William Henry Fox Talbot to Faraday   Late March 1832

31 Sackville St. | Thursday

Dear Sir,

I think the contrast between the Nickel & Copper solutions would be still more remarkably shown, by viewing them through what is called "Red Fire"1. Some day I shall have the opportunity I hope of trying the experiment. These researches deserve to be multiplied, as there is evidently a connexion between Optics and Chemistry which cannot fail to throw light on the latter. Dr Brewster imagines that all simple substances have a different action on light2. I think that something of the sort will be found to be true, tho not perhaps exactly that.

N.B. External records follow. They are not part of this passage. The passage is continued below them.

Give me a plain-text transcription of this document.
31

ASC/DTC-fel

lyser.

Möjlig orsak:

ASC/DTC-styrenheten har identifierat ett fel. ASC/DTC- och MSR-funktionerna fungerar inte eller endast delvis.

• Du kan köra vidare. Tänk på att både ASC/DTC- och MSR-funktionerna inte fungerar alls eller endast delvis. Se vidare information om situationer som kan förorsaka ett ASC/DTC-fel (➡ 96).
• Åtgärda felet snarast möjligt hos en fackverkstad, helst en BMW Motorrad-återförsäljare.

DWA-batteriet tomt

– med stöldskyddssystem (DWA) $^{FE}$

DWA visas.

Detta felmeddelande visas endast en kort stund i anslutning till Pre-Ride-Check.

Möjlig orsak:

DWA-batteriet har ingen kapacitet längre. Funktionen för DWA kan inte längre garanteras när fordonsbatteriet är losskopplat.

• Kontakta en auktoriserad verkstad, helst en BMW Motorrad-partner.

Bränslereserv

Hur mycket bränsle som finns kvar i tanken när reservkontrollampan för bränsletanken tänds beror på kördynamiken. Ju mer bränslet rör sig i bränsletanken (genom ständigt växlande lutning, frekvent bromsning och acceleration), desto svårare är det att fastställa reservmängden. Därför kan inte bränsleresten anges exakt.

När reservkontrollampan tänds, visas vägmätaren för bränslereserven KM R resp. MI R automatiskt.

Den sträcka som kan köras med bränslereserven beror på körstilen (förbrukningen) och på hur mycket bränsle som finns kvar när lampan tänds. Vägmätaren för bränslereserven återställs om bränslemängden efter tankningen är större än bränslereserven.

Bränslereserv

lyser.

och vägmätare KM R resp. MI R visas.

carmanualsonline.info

Dr. B. informs me of a late very curious discovery of his, of a liquid (which he does not name, but says it is a compound of only 2 elements) which has the property of absorbing partially the light of a candle so as to make the spectrum formed by candlelight to resemble the Solar Spectrum, viz. to make it appear covered with small lines or bands3. I hope he means to publish this, as being very likely to explain the nature of the Sun's light & atmosphere4.

Yours truly | H.F. Talbot


Endorsed by Faraday: 1832

See note 1, letter 558.
Brewster (1834), 519. Read in April 1833.
See Brewster to Talbot, nd, National Museum of Photography, File and Television, MS.
This was nitrous acid gas. Brewster did not announce the name of this gas until April 1833, (ibid.). However, by then its name was already fairly well known. See James (1983), 343.

Bibliography

BREWSTER, David (1834): “Observations on the Lines of the Solar Spectrum, and on those produced by the Earth's Atmosphere, and by the action of Nitrous Acid Gas”, Trans. Roy. Soc. Edinb., 12: 519-30.

JAMES, Frank A.J.L. (1983): “The debate on the nature of the absorption of light, 1830-1835: A core-set analysis”, Hist. Sci., 21: 335-68.